In questi giorni ho letto Amore e Violenza di Lea Melandri, una delle più importanti esponenti viventi del femminismo storico italiano. «È proprio la mescolanza di amore e odio, conservazione e distruzione, vita e morte, ad aver reso così difficile il riconoscimento di queste pulsioni», scrive, «E questo vale sia per la vita intima, per la relazione tra i sessi, sia per la vita sociale: gruppi, nazioni eccetera». Secondo l’autrice è nel «sogno d’amore», «nell’illusione di perderti dentro l’altro» che si «confondono le acque» e dunque i femminicidi non sono commessi «per amore» ma, secondo Melandri, l’amore c’entra, perché la violenza è insita nella forma che ha preso l'amore, e bisognerebbe andare a fondo mettendolo in discussione. La confusione tra amore e violenza, potere e amore esiste, ed esiste a livello personale e a livello politico. «Ci sono», scrive Melandri, «parentele insospettabili che molti non riconoscono o che preferiscono ignorare. La più antica e la più duratura è quella che lega l’amore all’odio, la tenerezza alla rabbia, la vita alla morte. Si distrugge per conservare, si uccide per troppo amore, si idealizza l’appartenenza a un gruppo, una nazione, una cultura, per differenziarsi da chi ne è fuori e che è visto come nemico».
3 emozioni del mese
Immaginazione: questa intervista che ho fatto a Silvia Grasso parla dell’importanza dell’immaginazione (ma anche di Barbie, dei giochi della nostra infanzia e di come chiudere gli occhi e trovare la nostra voce nel caos).
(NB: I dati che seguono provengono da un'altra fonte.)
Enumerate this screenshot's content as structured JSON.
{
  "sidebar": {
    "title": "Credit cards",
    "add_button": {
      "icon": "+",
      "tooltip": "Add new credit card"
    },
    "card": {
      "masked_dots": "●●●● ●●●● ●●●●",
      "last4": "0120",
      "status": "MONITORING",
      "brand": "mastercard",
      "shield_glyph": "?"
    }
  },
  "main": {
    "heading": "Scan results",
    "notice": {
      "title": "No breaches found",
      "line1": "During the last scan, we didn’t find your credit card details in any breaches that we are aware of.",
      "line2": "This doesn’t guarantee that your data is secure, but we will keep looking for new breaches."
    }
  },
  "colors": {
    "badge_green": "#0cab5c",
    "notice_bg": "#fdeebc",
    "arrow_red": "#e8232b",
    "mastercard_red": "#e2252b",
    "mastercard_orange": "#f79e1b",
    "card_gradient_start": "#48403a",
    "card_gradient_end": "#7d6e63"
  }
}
Ispirazione: non so se l'ispirazione sia un’emozione, ma mi sono sentita molto ispirata da questo corso di BBC Maestro tenuto dalla designer Beata Heuman (che mi fa sognare case meravigliose e coloratissime). L’iscrizione per un anno alla piattaforma non costa tanto se si considera che ci sono moltissimi corsi a disposizione (ora ne sto seguendo uno sulla scrittura tenuto da Isabel Allende).